4. 4.1 Lorsque l'instance de recours statue à nouveau, elle se prononce sur les frais de la première instance (art. 318 al. 3 CPC par analogie; Jeandin, in Commentaire romand, Code de procédure civile, 2019, n. 9 ad art. 327 CPC). La quotité des frais judiciaires de première instance sera réduite à 1'500 fr., correspondant à l'avance effectuée par l'intimée. Compte tenu de l'issue de la procédure, ces frais seront mis à la charge de l'intimée, qui succombe (art. 106 al. 1 CPC). Ils seront compensés avec l'avance effectuée par celle-ci, laquelle demeure acquise à l'Etat de Genève. Il n'y a pas lieu à l'allocation de dépens de première instance au recourant, le jugement entrepris étant modifié suite à l'arrêt du Tribunal fédéral rendu postérieurement à son prononcé. 4.2 Les frais judiciaires du recours, arrêtés à 2'250 fr., y compris les décisions sur effet suspensif, seront mis à la charge de l'intimée qui succombe. Ils seront compensés avec l'avance versée par le recourant, qui demeure acquise à l'Etat. L'intimée remboursera 2'250 fr. au recourant à ce titre. 4.3 L'intimée sera en outre condamnée à verser au recourant la somme de 3'000 fr. à titre de dépens de recours (art. 85, 89 et 90 RTFMC; art. 23 LaCC).

* * * * * PAR CES MOTIFS, La Chambre civile : A la forme : Déclare recevable le recours interjeté le 21 mai 2021 par A______ contre le jugement JTPI/5963/2021 rendu le 6 mai 2021 par le Tribunal de première instance dans la cause C/18986/2020-2 SML. Au fond : Annule ce jugement. Cela fait, statuant à nouveau : Rejette la requête de mainlevée définitive formée le 25 septembre 2020 par l'ADMINISTRATION FISCALE CANTONALE (AFC) dans le cadre de la poursuite n° 1______. Arrête les frais judiciaires à 1'500 fr., les met à la charge de l'ADMINISTRATION FISCALE CANTONALE (AFC) et dit qu'ils sont compensés avec l'avance fournie par celle-ci, acquise à l'Etat de Genève. Dit qu'il n'est pas alloué de dépens de première instance. Déboute les parties de toutes autres conclusions. Sur les frais du recours : Arrête les frais judiciaires du recours à 2'250 fr., les met à la charge de l'ADMINISTRATION FISCALE CANTONALE (AFC) et dit qu'ils sont compensés avec l'avance fournie, acquise à l'Etat de Genève.

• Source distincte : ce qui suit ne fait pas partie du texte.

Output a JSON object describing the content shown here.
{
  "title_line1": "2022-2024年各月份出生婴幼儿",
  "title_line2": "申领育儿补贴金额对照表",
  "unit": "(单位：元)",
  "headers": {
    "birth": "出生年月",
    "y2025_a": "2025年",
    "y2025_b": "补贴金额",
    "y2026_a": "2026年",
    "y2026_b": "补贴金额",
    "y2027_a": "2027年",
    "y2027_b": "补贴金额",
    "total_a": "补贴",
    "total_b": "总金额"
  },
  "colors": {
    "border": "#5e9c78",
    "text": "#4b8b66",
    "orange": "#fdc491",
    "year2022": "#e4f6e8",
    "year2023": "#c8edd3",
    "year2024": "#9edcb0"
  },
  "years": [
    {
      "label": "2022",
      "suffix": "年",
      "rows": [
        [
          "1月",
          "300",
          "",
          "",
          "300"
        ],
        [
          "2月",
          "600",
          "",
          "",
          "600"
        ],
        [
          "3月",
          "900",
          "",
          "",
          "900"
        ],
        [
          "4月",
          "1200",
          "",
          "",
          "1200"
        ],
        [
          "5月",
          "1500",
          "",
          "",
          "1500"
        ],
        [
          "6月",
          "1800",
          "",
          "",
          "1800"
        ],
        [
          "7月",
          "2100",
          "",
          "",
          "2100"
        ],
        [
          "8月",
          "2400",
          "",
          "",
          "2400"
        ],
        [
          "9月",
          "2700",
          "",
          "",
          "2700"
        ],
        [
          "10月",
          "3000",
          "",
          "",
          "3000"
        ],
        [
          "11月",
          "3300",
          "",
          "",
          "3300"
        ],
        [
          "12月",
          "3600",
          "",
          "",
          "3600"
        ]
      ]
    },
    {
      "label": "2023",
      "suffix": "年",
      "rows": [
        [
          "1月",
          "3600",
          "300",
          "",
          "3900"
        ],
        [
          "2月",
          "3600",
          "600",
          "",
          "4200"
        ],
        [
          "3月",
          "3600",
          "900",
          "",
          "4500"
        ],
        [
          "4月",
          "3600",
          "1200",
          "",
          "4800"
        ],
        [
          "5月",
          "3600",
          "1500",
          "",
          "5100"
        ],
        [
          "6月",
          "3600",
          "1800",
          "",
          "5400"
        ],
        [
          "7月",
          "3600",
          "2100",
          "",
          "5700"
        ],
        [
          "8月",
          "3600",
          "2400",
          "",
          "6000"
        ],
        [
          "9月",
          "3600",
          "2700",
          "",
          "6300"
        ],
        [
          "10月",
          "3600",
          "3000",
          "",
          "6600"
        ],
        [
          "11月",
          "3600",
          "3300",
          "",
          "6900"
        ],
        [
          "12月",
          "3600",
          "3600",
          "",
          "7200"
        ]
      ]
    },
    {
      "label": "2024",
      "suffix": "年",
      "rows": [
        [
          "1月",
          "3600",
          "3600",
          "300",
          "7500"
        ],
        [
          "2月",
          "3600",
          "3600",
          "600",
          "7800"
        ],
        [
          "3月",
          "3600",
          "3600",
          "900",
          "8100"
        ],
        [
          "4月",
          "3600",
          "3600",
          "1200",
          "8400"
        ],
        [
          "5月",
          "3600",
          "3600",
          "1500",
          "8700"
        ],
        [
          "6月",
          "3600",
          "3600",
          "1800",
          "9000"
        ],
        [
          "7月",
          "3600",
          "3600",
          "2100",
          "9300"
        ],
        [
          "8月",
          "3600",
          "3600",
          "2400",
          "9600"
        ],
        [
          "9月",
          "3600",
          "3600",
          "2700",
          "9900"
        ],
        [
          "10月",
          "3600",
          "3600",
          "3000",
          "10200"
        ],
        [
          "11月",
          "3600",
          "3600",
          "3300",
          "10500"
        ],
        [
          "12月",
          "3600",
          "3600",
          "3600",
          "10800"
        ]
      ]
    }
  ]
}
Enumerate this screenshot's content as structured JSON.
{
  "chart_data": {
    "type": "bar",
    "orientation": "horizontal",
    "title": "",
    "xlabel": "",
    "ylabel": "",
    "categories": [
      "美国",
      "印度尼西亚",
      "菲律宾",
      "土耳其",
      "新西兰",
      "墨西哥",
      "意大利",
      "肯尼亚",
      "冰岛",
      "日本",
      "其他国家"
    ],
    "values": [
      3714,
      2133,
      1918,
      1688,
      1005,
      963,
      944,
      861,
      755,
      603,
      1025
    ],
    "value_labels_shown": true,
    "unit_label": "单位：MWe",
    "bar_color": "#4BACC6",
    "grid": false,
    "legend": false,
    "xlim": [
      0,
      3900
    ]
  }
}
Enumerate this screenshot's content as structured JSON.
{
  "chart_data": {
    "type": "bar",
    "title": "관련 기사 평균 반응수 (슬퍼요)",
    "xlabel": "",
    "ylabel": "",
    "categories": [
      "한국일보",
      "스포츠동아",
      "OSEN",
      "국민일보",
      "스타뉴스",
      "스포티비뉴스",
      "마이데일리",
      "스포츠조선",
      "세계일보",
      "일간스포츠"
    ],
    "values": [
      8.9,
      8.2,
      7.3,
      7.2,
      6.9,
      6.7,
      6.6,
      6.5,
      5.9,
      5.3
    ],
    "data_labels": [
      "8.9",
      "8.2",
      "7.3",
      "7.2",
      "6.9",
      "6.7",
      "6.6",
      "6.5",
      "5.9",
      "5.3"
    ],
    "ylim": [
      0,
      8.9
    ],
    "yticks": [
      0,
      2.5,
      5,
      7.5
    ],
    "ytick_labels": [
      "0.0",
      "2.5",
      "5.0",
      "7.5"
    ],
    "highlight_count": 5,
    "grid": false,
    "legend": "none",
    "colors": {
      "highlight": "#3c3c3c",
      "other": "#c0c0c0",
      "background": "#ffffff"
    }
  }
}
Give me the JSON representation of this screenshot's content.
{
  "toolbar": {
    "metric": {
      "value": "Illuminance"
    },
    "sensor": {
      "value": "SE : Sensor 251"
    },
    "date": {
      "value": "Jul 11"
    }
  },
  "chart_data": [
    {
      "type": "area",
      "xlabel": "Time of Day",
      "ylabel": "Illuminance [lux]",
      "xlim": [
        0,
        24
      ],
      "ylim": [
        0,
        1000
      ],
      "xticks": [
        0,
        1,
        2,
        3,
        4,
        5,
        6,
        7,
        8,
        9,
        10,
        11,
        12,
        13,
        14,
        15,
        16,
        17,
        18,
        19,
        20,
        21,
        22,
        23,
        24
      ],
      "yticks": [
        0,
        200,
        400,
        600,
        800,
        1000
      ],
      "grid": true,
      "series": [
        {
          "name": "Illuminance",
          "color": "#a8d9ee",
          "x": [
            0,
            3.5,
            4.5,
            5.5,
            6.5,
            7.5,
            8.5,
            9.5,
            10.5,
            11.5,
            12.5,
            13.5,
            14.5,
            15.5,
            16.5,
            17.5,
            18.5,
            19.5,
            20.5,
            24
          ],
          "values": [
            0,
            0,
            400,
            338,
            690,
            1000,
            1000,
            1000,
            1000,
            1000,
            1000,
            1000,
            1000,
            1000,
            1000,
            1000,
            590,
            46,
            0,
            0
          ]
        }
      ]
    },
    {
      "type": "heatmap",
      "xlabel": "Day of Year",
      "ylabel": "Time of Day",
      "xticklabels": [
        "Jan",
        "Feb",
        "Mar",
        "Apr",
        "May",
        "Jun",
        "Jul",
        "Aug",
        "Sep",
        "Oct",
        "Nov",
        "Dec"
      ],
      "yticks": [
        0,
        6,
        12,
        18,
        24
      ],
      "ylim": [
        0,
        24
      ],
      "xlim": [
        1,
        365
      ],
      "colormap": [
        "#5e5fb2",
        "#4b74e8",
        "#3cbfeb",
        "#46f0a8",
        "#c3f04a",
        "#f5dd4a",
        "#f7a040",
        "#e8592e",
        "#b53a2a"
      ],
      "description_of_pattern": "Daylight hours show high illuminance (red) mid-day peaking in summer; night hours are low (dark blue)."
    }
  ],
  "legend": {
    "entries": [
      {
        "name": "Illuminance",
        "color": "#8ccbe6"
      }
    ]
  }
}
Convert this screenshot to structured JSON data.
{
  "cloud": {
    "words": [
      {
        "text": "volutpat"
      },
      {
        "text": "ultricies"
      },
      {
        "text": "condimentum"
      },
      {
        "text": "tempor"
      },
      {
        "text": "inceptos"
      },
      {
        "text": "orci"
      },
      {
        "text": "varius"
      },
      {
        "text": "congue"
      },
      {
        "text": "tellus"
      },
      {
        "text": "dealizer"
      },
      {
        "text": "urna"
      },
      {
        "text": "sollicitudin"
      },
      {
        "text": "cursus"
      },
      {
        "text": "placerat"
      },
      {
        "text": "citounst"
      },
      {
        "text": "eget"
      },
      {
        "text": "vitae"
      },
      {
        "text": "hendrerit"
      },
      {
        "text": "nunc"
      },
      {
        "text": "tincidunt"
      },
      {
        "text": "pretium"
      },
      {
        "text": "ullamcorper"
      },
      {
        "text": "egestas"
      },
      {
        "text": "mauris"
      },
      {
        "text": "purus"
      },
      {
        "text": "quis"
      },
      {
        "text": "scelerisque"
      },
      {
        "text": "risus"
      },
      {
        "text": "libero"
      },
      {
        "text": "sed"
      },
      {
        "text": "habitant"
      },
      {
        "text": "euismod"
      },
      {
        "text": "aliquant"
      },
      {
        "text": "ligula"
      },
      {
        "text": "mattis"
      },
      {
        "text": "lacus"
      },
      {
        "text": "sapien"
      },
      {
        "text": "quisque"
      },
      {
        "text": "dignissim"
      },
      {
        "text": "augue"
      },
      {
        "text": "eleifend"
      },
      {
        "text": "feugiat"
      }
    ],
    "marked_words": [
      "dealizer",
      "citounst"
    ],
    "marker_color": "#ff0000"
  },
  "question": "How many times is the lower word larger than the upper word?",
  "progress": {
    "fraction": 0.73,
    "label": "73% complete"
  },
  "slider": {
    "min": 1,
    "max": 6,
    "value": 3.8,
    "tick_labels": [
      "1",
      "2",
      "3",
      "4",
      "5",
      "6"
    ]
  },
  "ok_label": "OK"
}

Condamne l'ADMINISTRATION FISCALE CANTONALE (AFC) à verser à A______ la somme de 2'250 fr. à tire de remboursement de l'avance de frais versée. Condamne l'ADMINISTRATION FISCALE CANTONALE (AFC) à verser à A______ la somme de 3'000 fr. à titre de dépens de recours. Siégeant : Madame Pauline ERARD, présidente; Monsieur Laurent RIEBEN, Madame Fabienne GEISINGER-MARIETHOZ, juges; Madame Mélanie DE RESENDE PEREIRA, greffière. La présidente : Pauline ERARD La greffière : Mélanie DE RESENDE PEREIRA Indication des voies de recours : Conformément aux art. 72 ss de la loi fédérale sur le Tribunal fédéral du 17 juin 2005 (LTF; RS 173.110), le présent arrêt peut être porté dans les trente jours qui suivent sa notification avec expédition complète (art. 100 al. 1 LTF) par-devant le Tribunal fédéral par la voie du recours en matière civile. Le recours doit être adressé au Tribunal fédéral, 1000 Lausanne 14. Valeur litigieuse des conclusions pécuniaires au sens de la LTF supérieure ou égale à 30'000 fr.